In his account "Panther Shoots with Ranji" the Englishman C. B. Fry, author and big game hunter, describes a hunting trip with his Indian friend and great landowner Ranjitsinhji. The story was published in 1939 in London of which an excerpt is presented here.
In colonial language spotted as well as melanistic leopards used to be called panther.
|There we sat for hour after hour until well past midnight. Not easy to keep awake, peering out of the narrow windows. But, of course, the goat, as soon as he found himself deserted, began to bleat; and he bleated on through the night hours with rhythmical monotony.
Suddenly Ranji touched me on the knee and whispered, 'He has come.' He pointed across to the bushes at the corner of the clearing and handed me his binoculars.
|I could not see anything at first. Then suddenly a pair of phosphorescent lights switched on in the dark. The panther's eyes. There he sat for half an hour in the blackness of the bushes, himself as black. Then the eyes were switched off. Ranji made a pass with his hands to indicate that their owner was circling round in the bushes. The ground was covered with dry leaves and dry sticks; the bushes themselves might well have been designed to produce a stage crackling and rustling. But not the least sound.|
|Presently the brilliant green eyes appeared at another corner; then they disappeared again. Meanwhile the goat had stopped bleating and was standing up. It kept facing round with its nose like a compass-needle in the direction of its circling enemy. Very slowly, but not always correctly. Suddenly from the side of the clearing behind it a grey form, as of a giant tabby on very long legs, moved out into the open. Just before it stalked from the bushes the form looked dead black, but the moment it came into the artificial moonlight it was grey as the ground - so grey and similar as to be invisible when still. The goat jumped round to face it as it stood for some minutes as still as stone. Then the panther moved forward like a grey ghost and leaped with marvellous ease and grace on to the edge of the boulder. There it sat like a cat on a doorstep, with its forepaws between its hind legs, and contemplated the goat. The goat stamped its feet and blew a succession of snorts through its nostrils.

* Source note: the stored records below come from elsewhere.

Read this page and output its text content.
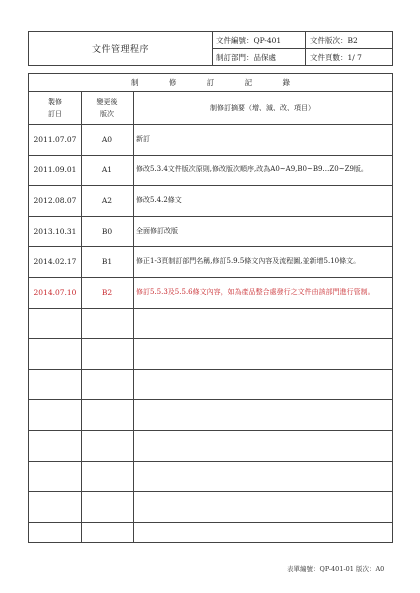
文件管理程序
文件編號：QP-401	文件版次：B2
制訂部門：品保處	文件頁數：1/ 7
制 修 訂 記 錄
製修
訂日
變更後
版次
制修訂摘要（增、減、改、項目）
2011.07.07	A0	新訂
2011.09.01	A1	修改5.3.4文件版次原則,修改版次順序,改為A0~A9,B0~B9…Z0~Z9版。
2012.08.07	A2	修改5.4.2條文
2013.10.31	B0	全面修訂改版
2014.02.17	B1	修正1-3頁制訂部門名稱,修訂5.9.5條文內容及流程圖,並新增5.10條文。
2014.07.10	B2	修訂5.5.3及5.5.6條文內容，如為產品整合處發行之文件由該部門進行管制。
表單編號：QP-401-01 版次：A0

Ranji had an electric pencil with a light at the end, such as hospital nurses use. He wrote on a small block: 'It's a lady, but you can shoot her if you like.'
Whether from innate gallantry or from sympathy with the goat - probably the latter - I took the block and wrote: 'No. Let her go.' I lowered my rifle on the cushions provided for the very purpose, and Ranji knocked with his knuckles. There was a grey streak, and the lady was gone.
Ranji then wrote: 'She or the old man will be back in twenty minutes.' So I drank a bottle of soda-water and relaxed.

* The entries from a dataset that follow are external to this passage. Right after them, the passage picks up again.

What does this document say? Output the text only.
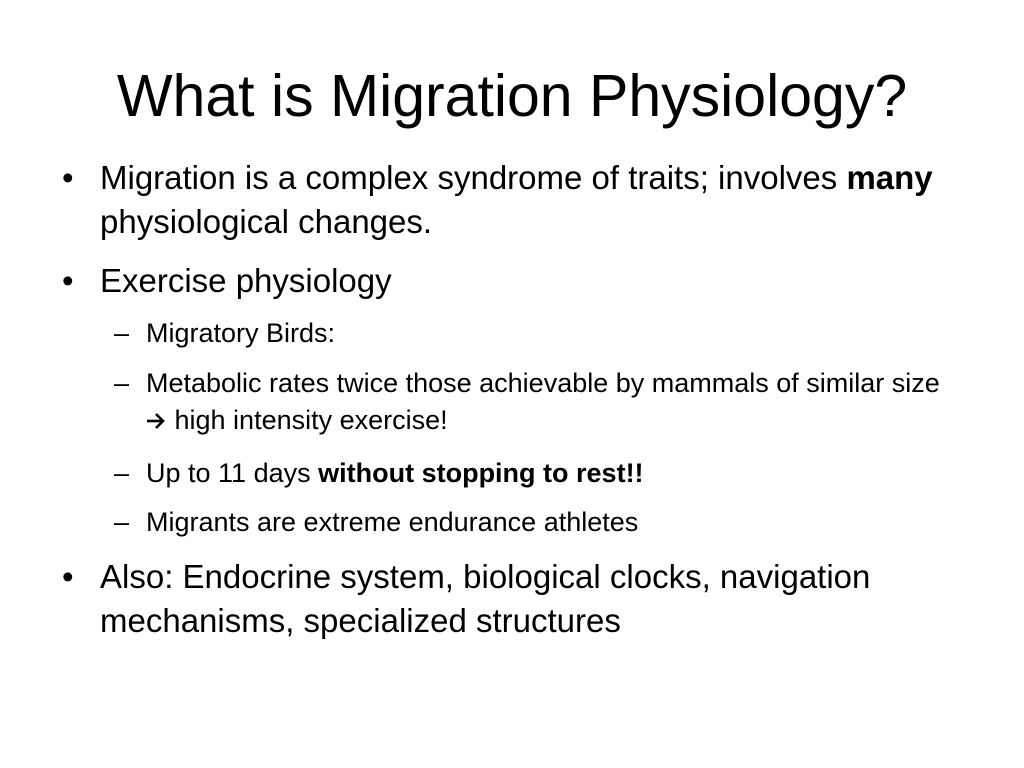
What is Migration Physiology?
• Migration is a complex syndrome of traits; involves many physiological changes.
• Exercise physiology
– Migratory Birds:
– Metabolic rates twice those achievable by mammals of similar size high intensity exercise!
– Up to 11 days without stopping to rest!!
– Migrants are extreme endurance athletes
• Also: Endocrine system, biological clocks, navigation mechanisms, specialized structures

Sure enough, the lady came back, but only to sit half-way between the goat and the edge of the clearing. Again, after an interval, she did the same from the other side, but this time she went away for good, and Ranji whispered: 'The old man is watching in the bushes. I saw his eyes last time she came.'
But the old man did not show that night. Later the shikari reported that he had followed on the edge of the jungle fifty yards behind us to within a stone's throw of the house.